Let's suppose that the father of a convicted rapist agrees to serve the time in prison on behalf of his son. No one but the judge, the son and the victim knows about this transfer. So far as the public are concerned, the right man has been jailed.

Let's also assume that the son is duly chastened by his father's amazing sacrifice, and turns his life around. He does not re-offend, and goes on to live his life as an up-standing citizen.

In such a case, it looks like the penal substitution has brought about the "main potential goods of criminal punishment". We have both specific and general deterrence (so far as that is ever possible) in the bag.

And yet.

An innocent man has been punished, with the full knowledge and authorization of the legal system. This is outrageous. It makes no difference at all that the transaction was voluntary, or that the good of deterrence was achieved.

It is morally wrong to punish the innocent. Period.

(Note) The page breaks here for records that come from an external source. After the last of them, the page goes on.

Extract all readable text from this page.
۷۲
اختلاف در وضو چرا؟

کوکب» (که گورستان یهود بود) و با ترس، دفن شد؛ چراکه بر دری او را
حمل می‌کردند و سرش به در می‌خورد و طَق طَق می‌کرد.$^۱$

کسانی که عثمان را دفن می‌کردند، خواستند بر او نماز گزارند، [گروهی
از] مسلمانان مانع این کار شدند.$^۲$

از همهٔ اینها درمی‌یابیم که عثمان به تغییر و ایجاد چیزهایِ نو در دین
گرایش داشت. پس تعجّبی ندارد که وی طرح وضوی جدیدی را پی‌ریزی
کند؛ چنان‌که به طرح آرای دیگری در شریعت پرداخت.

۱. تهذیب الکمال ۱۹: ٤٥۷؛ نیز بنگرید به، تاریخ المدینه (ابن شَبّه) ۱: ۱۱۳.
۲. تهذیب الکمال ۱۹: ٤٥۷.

Private citizens, even victims, can offer themselves up as sacrificial lambs if they like. But our legal officials have the right to over-rule this offer – as a matter of justice, and as is their duty as upholders of the 'rule of law' values of impartiality, independence and consistency. As Andrew Ashworth puts it:

"Just because a person commits an offence against me, however, that does not privilege my voice above that of the court (acting 'in the general public interest') in the matter of the offender's punishment. A justification for this lies in social contract reasoning, along the lines that the state may be said to undertake the duty of administering justice and protecting citizens in return for citizens giving up their right to self-help (except in cases of urgency) in the cause of better social order. " A. Ashworth, "Responsibilities, Rights and Restorative Justice" Brit. J. Criminology (2002) 42: 578-595: p. 585.